The federal government plans to relocate the National Science Foundation from Ballston to the Eisenhower Avenue area of Alexandria in 2017, in what would be one of the largest transfers of federal workers in Northern Virginia since the Patent and Trademark Office departed Crystal City for Alexandria in 2005.

The NSF, an independent agency that funds a wide array of science and engineering research, is among the largest employers in Arlington, with more than 2,100 headquarters employees, contractors and scientists.

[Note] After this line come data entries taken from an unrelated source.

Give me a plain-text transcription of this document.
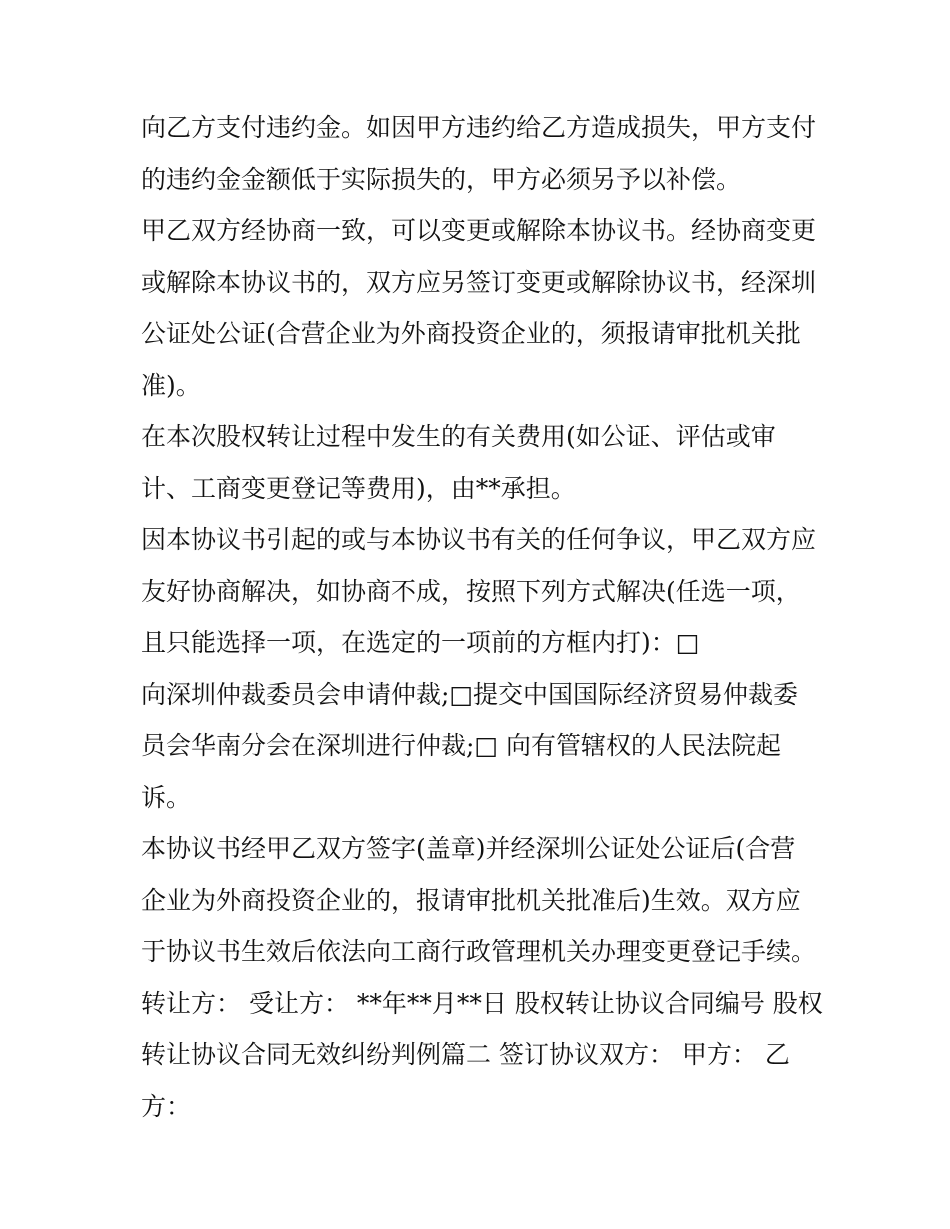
向乙方支付违约金。如因甲方违约给乙方造成损失，甲方支付
的违约金金额低于实际损失的，甲方必须另予以补偿。

甲乙双方经协商一致，可以变更或解除本协议书。经协商变更
或解除本协议书的，双方应另签订变更或解除协议书，经深圳
公证处公证(合营企业为外商投资企业的，须报请审批机关批
准)。

在本次股权转让过程中发生的有关费用(如公证、评估或审
计、工商变更登记等费用)，由**承担。

因本协议书引起的或与本协议书有关的任何争议，甲乙双方应
友好协商解决，如协商不成，按照下列方式解决(任选一项，
且只能选择一项，在选定的一项前的方框内打)：□
向深圳仲裁委员会申请仲裁;□提交中国国际经济贸易仲裁委
员会华南分会在深圳进行仲裁;□ 向有管辖权的人民法院起
诉。

本协议书经甲乙双方签字(盖章)并经深圳公证处公证后(合营
企业为外商投资企业的，报请审批机关批准后)生效。双方应
于协议书生效后依法向工商行政管理机关办理变更登记手续。
转让方： 受让方： **年**月**日 股权转让协议合同编号 股权
转让协议合同无效纠纷判例篇二 签订协议双方： 甲方： 乙
方：
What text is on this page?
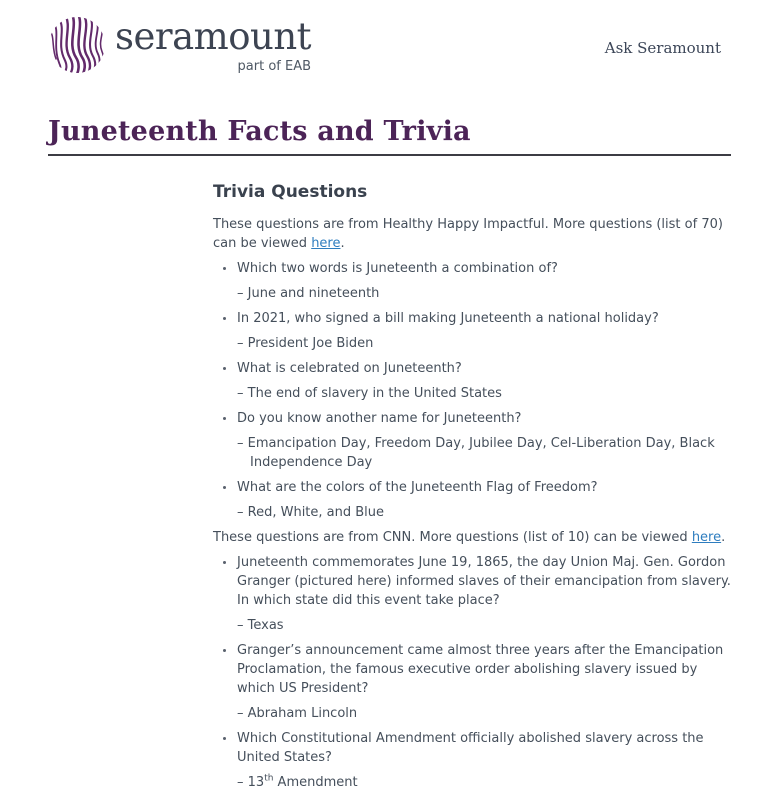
seramount
part of EAB
Ask Seramount
Juneteenth Facts and Trivia
Trivia Questions

These questions are from Healthy Happy Impactful. More questions (list of 70) can be viewed here.

Which two words is Juneteenth a combination of?
– June and nineteenth
In 2021, who signed a bill making Juneteenth a national holiday?
– President Joe Biden
What is celebrated on Juneteenth?
– The end of slavery in the United States
Do you know another name for Juneteenth?
– Emancipation Day, Freedom Day, Jubilee Day, Cel-Liberation Day, Black Independence Day
What are the colors of the Juneteenth Flag of Freedom?
– Red, White, and Blue

These questions are from CNN. More questions (list of 10) can be viewed here.

Juneteenth commemorates June 19, 1865, the day Union Maj. Gen. Gordon Granger (pictured here) informed slaves of their emancipation from slavery. In which state did this event take place?
– Texas
Granger’s announcement came almost three years after the Emancipation Proclamation, the famous executive order abolishing slavery issued by which US President?
– Abraham Lincoln
Which Constitutional Amendment officially abolished slavery across the United States?
– 13th Amendment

After a competitive search, the General Services Administration announced Friday that it had selected the developers of Hoffman Town Center, a 56-acre development just inside the Capital Beltway, for a 15-year headquarters lease for the NSF.

The new 660,848-square-foot headquarters is to be built on parking lots next to the AMC Hoffman Center 22 movie theater, a short walk from the Eisenhower Avenue Metro station. Eventually the developer, a unit of Hoffman Development, plans 7 million square feet of offices, apartments, hotel rooms and retail.

The deal was highly sought after by Alexandria, Arlington and other jurisdictions not only because of the NSF’s high-level staff, but because the agency draws more than 60,000 visitors every year, many of them serving on scientific review panels. The foundation had a $7 billion fiscal 2012 budget.

Alexandria Mayor William D. Euille (D) called the move “a tremendous gain for our community.” He said he thought the deciding factors in the city’s favor were “access to Metro, and multiple stations, walk-ability to Old Town and the old historic district, and the quality of life in Alexandria.”

But Alexandria also aggressively subsidized the deal to ensure that either Hoffman Town Center or another property nearby, Carlyle Plaza, presented the best deal for the federal government. The city offered Hoffman a $23 million tax abatement, which officials expect to net an additional $50 million in taxes from the NSF buildings and the properties around them. Alexandria plans a new “Eisenhower Avenue Science Redevelopment District.”

Over the course of the 15-year lease, the GSA — which has been pressuring agencies to cut real estate costs — expects to save about $65 million on rent. It will receive an additional $35 million from the developer to reduce moving and operational costs caused by the relocation.

The NSF will remain in Arlington at 4121 and 4201 Wilson Blvd. in the Stafford Place complex until the move. Acting director Cora B. Marrett informed employees of the decision Friday. An agency spokeswoman referred questions to the GSA.

Arlington officials, some of them still smarting from the Patent and Trademark Office’s departure, raised questions about whether the GSA was really making the most cost-effective choice for the agency. In Ballston, the NSF enjoys proximity to the Defense Advanced Research Projects Agency (DARPA), another major science funder.

Arlington County Manager Barbara Donnellan wrote a letter June 5 to Dan Tangherlini, acting administrator of the GSA, asking the agency to continue negotiations.

“We are confident, given the massive direct and indirect costs of relocation, as well as the significant federal real estate investments already made over the last decade in the vibrant science and technology research cluster that has been created around NSF, that the stay-in-place option provides the lowest cost and highest value option for the federal government,” she wrote.

In an interview, Donnellan and Jay Fisette (D), vice chairman of the Arlington County Board, acknowledged that they also provided incentives but said the Alexandria subsidy package might have gone too far.

“From my knowledge of it, this almost looks like a giveaway of Alexandria taxpayers’ money,” Fisette said. “If local governments are going to give away taxpayer money to attract an organization from another community, that’s a whole other ballgame.”